Proszę nie wprowadzać ludzi w błąd, ponieważ ten kto oglądał film wie że Colina Farrella już nie będzie. Dodam troszkę spojlerując za co przepraszam wszystkich fanów że zastąpi go inna postać i inny aktor ;)
Po pierwsze Graves może powrócić w retrospekcjach, a po drugie nie jest jednoznacznie powiedziane że zginął. Może tak jak Moody Graves był więziony przez pewien czas, a teraz wróci, już jako on?
nie no, przecież wszyscy byli przekonani że Lord Voldemort nie żyje, a potem znalazł się sposób żeby go "wskrzesić" ;)
pewnie okaże się później, że tak naprawdę Credence nie zginął, tylko gdzieś tam czyha i liże rany - a Grindelwald w swoim wielkim comebacku pomoże pozbierać mu się do kupy (no a wtedy z kolei comeback Credence'a będzie wprost epicki ;p)
Byla malenka scena, ktora wskazuje na to, ze Credence mogl przezyc.

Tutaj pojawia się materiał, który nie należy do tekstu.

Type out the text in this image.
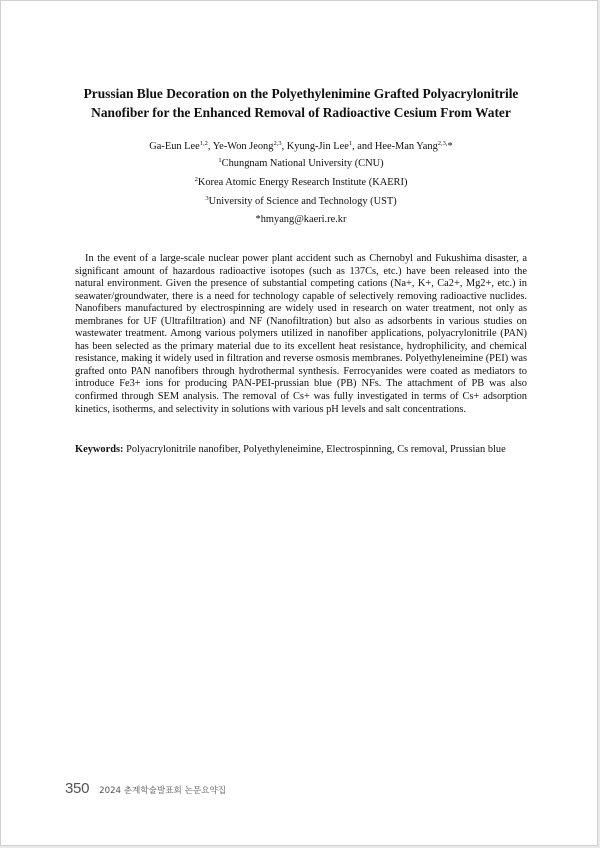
Prussian Blue Decoration on the Polyethylenimine Grafted Polyacrylonitrile
Nanofiber for the Enhanced Removal of Radioactive Cesium From Water
Ga-Eun Lee$^{1,2}$, Ye-Won Jeong$^{2,3}$, Kyung-Jin Lee$^1$, and Hee-Man Yang$^{2,3,}$*
$^1$Chungnam National University (CNU)
$^2$Korea Atomic Energy Research Institute (KAERI)
$^3$University of Science and Technology (UST)
*hmyang@kaeri.re.kr

In the event of a large-scale nuclear power plant accident such as Chernobyl and Fukushima disaster, a significant amount of hazardous radioactive isotopes (such as 137Cs, etc.) have been released into the natural environment. Given the presence of substantial competing cations (Na+, K+, Ca2+, Mg2+, etc.) in seawater/groundwater, there is a need for technology capable of selectively removing radioactive nuclides. Nanofibers manufactured by electrospinning are widely used in research on water treatment, not only as membranes for UF (Ultrafiltration) and NF (Nanofiltration) but also as adsorbents in various studies on wastewater treatment. Among various polymers utilized in nanofiber applications, polyacrylonitrile (PAN) has been selected as the primary material due to its excellent heat resistance, hydrophilicity, and chemical resistance, making it widely used in filtration and reverse osmosis membranes. Polyethyleneimine (PEI) was grafted onto PAN nanofibers through hydrothermal synthesis. Ferrocyanides were coated as mediators to introduce Fe3+ ions for producing PAN-PEI-prussian blue (PB) NFs. The attachment of PB was also confirmed through SEM analysis. The removal of Cs+ was fully investigated in terms of Cs+ adsorption kinetics, isotherms, and selectivity in solutions with various pH levels and salt concentrations.

Keywords: Polyacrylonitrile nanofiber, Polyethyleneimine, Electrospinning, Cs removal, Prussian blue

350 2024 춘계학술발표회 논문요약집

Po premierze dvd trzeba sie jeszcze ze 40 razy przyjzec
Przepraszam, że może trochę nie na temat, ale nick kotely tak strasznie kojarzę z wattpada i jestem ciekawa, czy to ta sama osóbka.
Masz rację, był pokazany fruwający skrawek obskurusa. Pamiętam jednak, że on również zniknął jak reszta kawałków.